The network used so-called ‘sock puppet’ accounts. This means instead of using automated ‘bots’, accounts were handled by real people posing as independent individuals. The fake profiles claimed to be ‘Real Sikhs’ by using Sikh names. They also used hashtags like #RealSikh to endorse and #FakeSikh to discredit different political viewpoints. Most accounts used profile pictures of celebrities, including actresses from the Punjabi film industry. The report says that the use of celebrity profile pictures combined with the co-ordinated messaging, frequently used hashtags, similar biography descriptions and follower patterns, pictures added to the evidence that each of these accounts was not genuine. “Our research shows a coordinated effort to distort perceptions and discredit the push for Sikh independence, label Sikh political interests as extremist, stoke cultural tensions within India and international communities, and promote Indian government content,” said Benjamin Strick,  author of the research and CIR’s director of investigation. 

Some accounts framed diasporic communities in the US and Canada as nurturing the Khalistan movement. All these accounts used repetitive hashtags such as #RealSikhAgainstKhalistanis #Khalistanis #SikhRejectKhalistan.

“The network increased its activity since the commencement of the farmers’ protests in India. Both the farmers’ protests and the Khalistan independence movement have been the two most frequently targeted subjects of the core network of fake accounts,” the report stated.  According to the report many of the memes and tweets shared by these accounts were framing a narrative that the farmers’ movement was about ‘terrorism’ and ‘Khalistan’. 

The accounts had thousands of followers, and posts from the network have been liked and retweeted by real influencers and quoted on news sites. Mostly, such influence operations fail to get the attention of the public and to get people to interact with them. But in the case of this operation, it was found that verified accounts of public figures shared and interacted with posts shared by these fake accounts. Experts describe this as “amplification”, the more engagement the network receives, the more impact it can have. 
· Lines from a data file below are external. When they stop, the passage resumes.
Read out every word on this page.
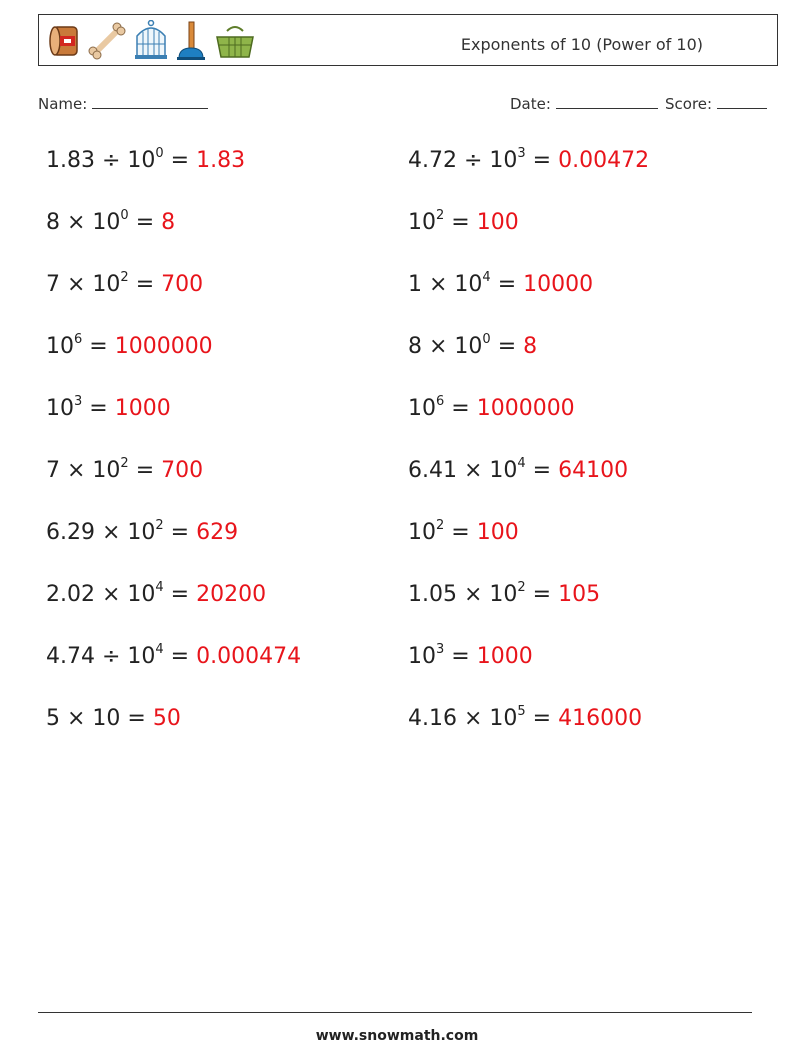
Exponents of 10 (Power of 10)
Name:	Date:	Score:
$1.83 \div 10^0 = 1.83$	$4.72 \div 10^3 = 0.00472$
$8 \times 10^0 = 8$	$10^2 = 100$
$7 \times 10^2 = 700$	$1 \times 10^4 = 10000$
$10^6 = 1000000$	$8 \times 10^0 = 8$
$10^3 = 1000$	$10^6 = 1000000$
$7 \times 10^2 = 700$	$6.41 \times 10^4 = 64100$
$6.29 \times 10^2 = 629$	$10^2 = 100$
$2.02 \times 10^4 = 20200$	$1.05 \times 10^2 = 105$
$4.74 \div 10^4 = 0.000474$	$10^3 = 1000$
5 × 10 = 50	$4.16 \times 10^5 = 416000$
www.snowmath.com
Farmers have survived the attacks from the government, the police, ghastly winters and the pandemic to achieve the repeal of the three controversial farm laws. But they are still battling with the fake news and misinformation spread to discredit their efforts and movement. The Internet has been a digital battleground for farmers protesting throughout the year. Farmers created their own IT cell consisting of a group of tech-savvy young farmers. This was with an aim to present their own narrative and combat fake news about the protests in mainstream media. The Internet was used by the farmers as a tool to amplify their movement which led to their success. At the same time, the internet has also produced hurdles for the farmers such as this influence operation revealed by the CIR. Indian farmers have won the fight against the three farm laws, but their fight against ‘fake news’ is far from over.